When a subjective belief can fulfill an objective test
A NEW decision of the Employment Appeal Tribunal (Pilkington UK Ltd v Jones  EAT 90) confirms that a respondent’s belief that a claimant is doing something (whether or not that belief is correct) can amount to a ‘something arising’ for the purposes of a claim under section 15 of the Equality Act 2010.
Mr Jones had worked for Pilkington, a glass manufacturer, since 1983 and had risen to become a Team Leader. Back in the 1980s he had developed Hodgkin’s Lymphoma and had been treated with high doses of radiotherapy. Although this treatment enabled him to go into remission, he later developed a problem with shoulder pain as a side effect of the radiotherapy drugs, and developed a condition known as radiation-induced neuropathy. He was unable to continue in his normal role at work, and developed mental health issues arising out of his physical disability and associated pain.

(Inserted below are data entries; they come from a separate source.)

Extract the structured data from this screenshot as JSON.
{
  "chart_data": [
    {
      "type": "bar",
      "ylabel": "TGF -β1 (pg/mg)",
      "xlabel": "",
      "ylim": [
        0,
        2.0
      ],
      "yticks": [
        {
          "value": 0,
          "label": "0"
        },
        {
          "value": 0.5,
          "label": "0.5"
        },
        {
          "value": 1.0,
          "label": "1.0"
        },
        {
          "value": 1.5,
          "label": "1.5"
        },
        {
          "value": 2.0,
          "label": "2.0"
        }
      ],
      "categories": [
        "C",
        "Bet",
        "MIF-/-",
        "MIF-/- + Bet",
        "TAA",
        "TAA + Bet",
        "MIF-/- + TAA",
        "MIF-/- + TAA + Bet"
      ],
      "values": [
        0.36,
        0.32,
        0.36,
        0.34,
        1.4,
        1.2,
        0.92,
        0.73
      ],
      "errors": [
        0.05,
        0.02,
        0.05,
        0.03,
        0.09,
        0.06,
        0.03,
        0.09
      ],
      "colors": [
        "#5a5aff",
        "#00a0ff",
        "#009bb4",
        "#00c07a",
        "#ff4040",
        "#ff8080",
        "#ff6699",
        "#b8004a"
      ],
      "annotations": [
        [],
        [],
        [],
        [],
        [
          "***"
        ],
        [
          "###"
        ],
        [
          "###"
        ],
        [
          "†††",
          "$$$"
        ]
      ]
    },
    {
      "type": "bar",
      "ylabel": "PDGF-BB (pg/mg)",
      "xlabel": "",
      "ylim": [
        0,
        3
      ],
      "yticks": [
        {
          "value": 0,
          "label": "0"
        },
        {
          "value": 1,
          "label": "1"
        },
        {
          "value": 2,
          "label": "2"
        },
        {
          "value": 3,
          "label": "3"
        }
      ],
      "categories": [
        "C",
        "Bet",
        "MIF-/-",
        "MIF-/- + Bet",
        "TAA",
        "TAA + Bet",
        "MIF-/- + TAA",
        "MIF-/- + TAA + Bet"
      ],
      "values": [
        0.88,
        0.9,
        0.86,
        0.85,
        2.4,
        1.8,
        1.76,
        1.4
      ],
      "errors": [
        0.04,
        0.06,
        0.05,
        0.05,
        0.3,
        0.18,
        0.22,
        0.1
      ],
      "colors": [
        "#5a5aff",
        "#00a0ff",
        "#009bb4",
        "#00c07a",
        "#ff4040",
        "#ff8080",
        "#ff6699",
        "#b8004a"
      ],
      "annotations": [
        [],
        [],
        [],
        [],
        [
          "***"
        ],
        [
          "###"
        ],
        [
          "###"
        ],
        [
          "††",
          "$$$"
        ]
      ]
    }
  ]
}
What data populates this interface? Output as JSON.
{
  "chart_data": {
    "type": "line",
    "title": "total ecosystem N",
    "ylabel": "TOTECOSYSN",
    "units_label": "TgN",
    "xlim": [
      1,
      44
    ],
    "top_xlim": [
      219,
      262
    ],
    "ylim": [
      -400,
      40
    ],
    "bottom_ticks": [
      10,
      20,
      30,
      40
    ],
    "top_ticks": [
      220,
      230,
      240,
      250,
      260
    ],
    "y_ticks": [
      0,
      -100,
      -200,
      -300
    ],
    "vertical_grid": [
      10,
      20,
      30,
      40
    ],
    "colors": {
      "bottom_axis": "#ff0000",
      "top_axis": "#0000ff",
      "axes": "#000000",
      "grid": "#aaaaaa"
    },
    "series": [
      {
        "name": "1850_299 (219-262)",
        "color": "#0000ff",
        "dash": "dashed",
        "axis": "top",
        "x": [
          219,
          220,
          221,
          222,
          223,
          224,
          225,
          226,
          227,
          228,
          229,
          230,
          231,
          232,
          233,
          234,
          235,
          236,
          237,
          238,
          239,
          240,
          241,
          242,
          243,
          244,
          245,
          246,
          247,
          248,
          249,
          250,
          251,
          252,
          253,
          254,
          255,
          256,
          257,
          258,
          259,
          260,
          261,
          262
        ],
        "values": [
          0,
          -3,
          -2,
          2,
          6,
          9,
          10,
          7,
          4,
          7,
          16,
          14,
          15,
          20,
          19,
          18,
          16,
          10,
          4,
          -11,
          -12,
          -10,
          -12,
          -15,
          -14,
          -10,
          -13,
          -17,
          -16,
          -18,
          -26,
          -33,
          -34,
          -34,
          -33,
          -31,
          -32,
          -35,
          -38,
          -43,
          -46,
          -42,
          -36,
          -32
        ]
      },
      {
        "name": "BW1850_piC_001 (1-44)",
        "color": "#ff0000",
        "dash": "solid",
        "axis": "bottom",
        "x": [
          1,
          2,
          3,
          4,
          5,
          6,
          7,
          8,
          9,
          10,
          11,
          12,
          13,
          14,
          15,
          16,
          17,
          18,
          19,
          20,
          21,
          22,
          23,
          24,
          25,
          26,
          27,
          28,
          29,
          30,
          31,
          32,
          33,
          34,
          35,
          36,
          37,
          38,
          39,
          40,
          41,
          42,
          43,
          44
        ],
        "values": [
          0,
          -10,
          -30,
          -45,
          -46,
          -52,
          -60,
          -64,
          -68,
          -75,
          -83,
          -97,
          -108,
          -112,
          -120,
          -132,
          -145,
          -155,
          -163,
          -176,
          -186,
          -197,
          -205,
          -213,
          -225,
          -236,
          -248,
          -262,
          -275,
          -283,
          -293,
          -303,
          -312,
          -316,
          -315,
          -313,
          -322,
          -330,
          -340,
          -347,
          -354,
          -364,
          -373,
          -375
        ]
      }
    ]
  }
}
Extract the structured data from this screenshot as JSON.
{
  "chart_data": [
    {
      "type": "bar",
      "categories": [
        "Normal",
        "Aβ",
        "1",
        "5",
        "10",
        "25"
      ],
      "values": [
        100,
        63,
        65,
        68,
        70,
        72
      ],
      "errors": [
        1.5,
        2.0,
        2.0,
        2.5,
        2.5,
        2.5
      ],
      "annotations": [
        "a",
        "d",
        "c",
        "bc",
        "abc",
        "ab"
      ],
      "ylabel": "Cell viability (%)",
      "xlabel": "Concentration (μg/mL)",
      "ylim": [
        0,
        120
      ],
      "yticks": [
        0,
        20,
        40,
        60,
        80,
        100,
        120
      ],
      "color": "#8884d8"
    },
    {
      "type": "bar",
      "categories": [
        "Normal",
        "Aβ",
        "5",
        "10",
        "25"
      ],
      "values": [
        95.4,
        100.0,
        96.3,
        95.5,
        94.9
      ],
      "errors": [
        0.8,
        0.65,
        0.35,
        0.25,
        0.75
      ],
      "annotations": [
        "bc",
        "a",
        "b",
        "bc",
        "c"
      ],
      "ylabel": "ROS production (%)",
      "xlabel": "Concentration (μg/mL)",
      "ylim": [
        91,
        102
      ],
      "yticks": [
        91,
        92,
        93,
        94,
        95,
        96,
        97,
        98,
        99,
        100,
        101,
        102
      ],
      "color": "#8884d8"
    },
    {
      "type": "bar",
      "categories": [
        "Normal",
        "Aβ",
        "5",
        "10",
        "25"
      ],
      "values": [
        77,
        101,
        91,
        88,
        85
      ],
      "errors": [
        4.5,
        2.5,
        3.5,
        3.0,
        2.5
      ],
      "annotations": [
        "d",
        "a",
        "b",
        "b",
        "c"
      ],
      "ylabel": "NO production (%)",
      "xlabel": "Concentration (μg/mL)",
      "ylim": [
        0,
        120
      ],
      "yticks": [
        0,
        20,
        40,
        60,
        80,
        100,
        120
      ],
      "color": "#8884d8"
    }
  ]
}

Although initially placed on light duties, in late 2018 he went off on long-term sickness absence. While off sick, he was seen wearing work boots and the Respondent became concerned that he was working elsewhere whilst receiving sick pay. After an investigation, Pilkington concluded he had been undertaking physical activity on a farm whilst off sick, and dismissed him for gross misconduct.
Mr Jones brought claims of unfair and wrongful dismissal, and discrimination on the grounds of disability contrary to section 15 EqA. All his claims succeeded at Tribunal.
The Respondent appealed against the finding that the s15 claim was made out on a number of grounds, focusing on the analysis of the ‘something arising’. The Tribunal had found that the ‘something arising’ was the Respondent’s belief in his physical activity while off sick, but had rejected what is much more commonly found to be a ‘something arising’, namely, the Claimant’s sickness absence itself.
As HHJ Wayne Beard observed in the EAT Judgment, “In most cases it would be possible to point to an external factor separate from the mind of the decision maker which arises from the disability. The person who is absent due to disability and is dismissed for absence, being a paradigm example. This is an unusual case because the ET specifically rejected the external factors which were advanced by the Claimant as the ‘something’ arising” (paragraph 28).
HHJ Beard noted that there are two causal relationships in any analysis of a s15 claim: the something arising from the disability, and secondly, the consequential treatment that is unfavourable. The first is an objective analysis, the second a subjective analysis. A finding that a Respondent’s belief was the ‘something arising’ is at first sight surprising, because a belief is a subjective state of mind of the individual holding that belief. But the EAT found that there can be an objective finding that a particular state of mind arises from the disability: “If there is knowledge of a disability it is easy to conclude that any belief about that disability arises from that knowledge. That means that either an accurate or an erroneous belief, drawn from a knowledge of the existence of that disability, would be a ‘something’ arising from the disability. Although that belief is subjectively held, it can be objectively recognised in the same way that a subjective intent can be objectively observed from surrounding facts. On that basis a belief could be properly categorised as something arising from disability” (paragraph 29).
The EAT also concluded that the Tribunal would have been entitled to conclude that Mr Jones’ sickness absence was the ‘something arising’ from his disability, regardless of its finding about the Respondent’s state of mind, because it was the reason for the surveillance carried out on him and provided the context in which the decision to dismiss was made.
The EAT also rejected the Respondent’s argument that the Tribunal had relied on a chain of causation that had been stretched too far to support its conclusions. The EAT held that this was not a case where the analysis of a chain of causation was helpful, as it does not fit a situation which deals with a subjective state of mind. Instead the subjective decision to dismiss relied on the sickness absence and a number of other pieces of information, including the erroneous beliefs the Respondent held about Mr Jones’s disability (paragraph 30).
Finally the Judge accepted, as the Respondent had argued, that the Tribunal had incorrectly stated the law in part of its reasoning, by reversing the causative requirements of the two tests under s15 EqA. However, the EAT concluded that this was an “infelicitous expression” and that the Tribunal must in fact have understood the law as it had correctly stated the law elsewhere in its Judgment (paragraph 33).
The appeal was dismissed.
The Respondent was represented by Catherine Urquhart, who was instructed by Brabners LLP.